The moment Roy (Harris), a former Arizona sheriff, hears a shotgun go off near his property he fears the worst as he races to his wife taking her horse for a ride. Roy and Olivia’s property sits right next to the Mexican border and they constantly see illegals crossing over. When Roy arrives at his wife’s bloody side, he spots Miguel (Pena) fleeing her side. Desperate to make a better life for his child, wife and baby on the way, Miguel left Mexico to cross the border and gain a job so he can provide for them.
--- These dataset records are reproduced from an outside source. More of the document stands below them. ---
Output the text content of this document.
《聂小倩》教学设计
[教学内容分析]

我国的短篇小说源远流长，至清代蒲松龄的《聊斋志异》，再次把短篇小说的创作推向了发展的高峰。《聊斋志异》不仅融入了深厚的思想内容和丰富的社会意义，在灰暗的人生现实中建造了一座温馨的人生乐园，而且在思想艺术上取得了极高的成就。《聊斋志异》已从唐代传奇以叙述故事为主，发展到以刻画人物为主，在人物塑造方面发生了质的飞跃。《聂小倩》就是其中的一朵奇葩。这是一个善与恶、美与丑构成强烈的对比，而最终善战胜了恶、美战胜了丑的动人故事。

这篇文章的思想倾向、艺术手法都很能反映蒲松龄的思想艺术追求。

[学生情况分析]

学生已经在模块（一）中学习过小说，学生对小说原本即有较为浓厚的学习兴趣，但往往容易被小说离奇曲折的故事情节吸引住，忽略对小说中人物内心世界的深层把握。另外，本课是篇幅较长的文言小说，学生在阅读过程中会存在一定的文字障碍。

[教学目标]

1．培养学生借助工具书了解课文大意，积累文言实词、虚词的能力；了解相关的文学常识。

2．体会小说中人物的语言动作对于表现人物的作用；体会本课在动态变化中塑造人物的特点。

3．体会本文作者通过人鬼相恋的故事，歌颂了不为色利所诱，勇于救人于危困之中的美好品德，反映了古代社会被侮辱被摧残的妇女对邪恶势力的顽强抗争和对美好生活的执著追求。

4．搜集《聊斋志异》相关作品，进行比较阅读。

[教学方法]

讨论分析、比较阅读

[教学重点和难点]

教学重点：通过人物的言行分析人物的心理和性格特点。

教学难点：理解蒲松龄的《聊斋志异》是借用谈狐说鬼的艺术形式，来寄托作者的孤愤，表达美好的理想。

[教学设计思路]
Now charged with first degree murder and no way to prove his innocence, his wife Paulina (Longoria) takes a different, more dangerous route to cross the border and find him.
Four time Oscar nominee (and director) Ed Harris has always brought a level of integrity to every project he has worked on. Even if the film was bad or forgettable, like Tommy Lee Jones, Clint Eastwood or Meryl Streep, it was his integrity, doing character work that you remembered. Frontera is no different and survives nearly entirely due to that integrity he injects into this level headed character. Pena (Crash, End of Watch) is the other reason Frontera is mildly recommendable. The film is at its strongest when both actors share a handful of scenes.
In the vein of films like Babel or Crash that use the struggle of varying cultures and races to speak loud volumes against an issue, Frontera is a poorly articulated example of that type of film movement. Without the star power of Harris, Pena and Longoria this wouldn’t even be making it to the very limited release its receiving. Berry’s attempt to show the good and bad on both sides of the border is so simplistic, and without varying degrees of that good and bad, it hurts the entire film. This person is completely good and this person is completely bad; the characters are ironically either one thing or another in a film that is preaching against that very idea.
Final Thought – Swap out the writer(s) and director and with a more intuitive person at the helm this could have been fantastic.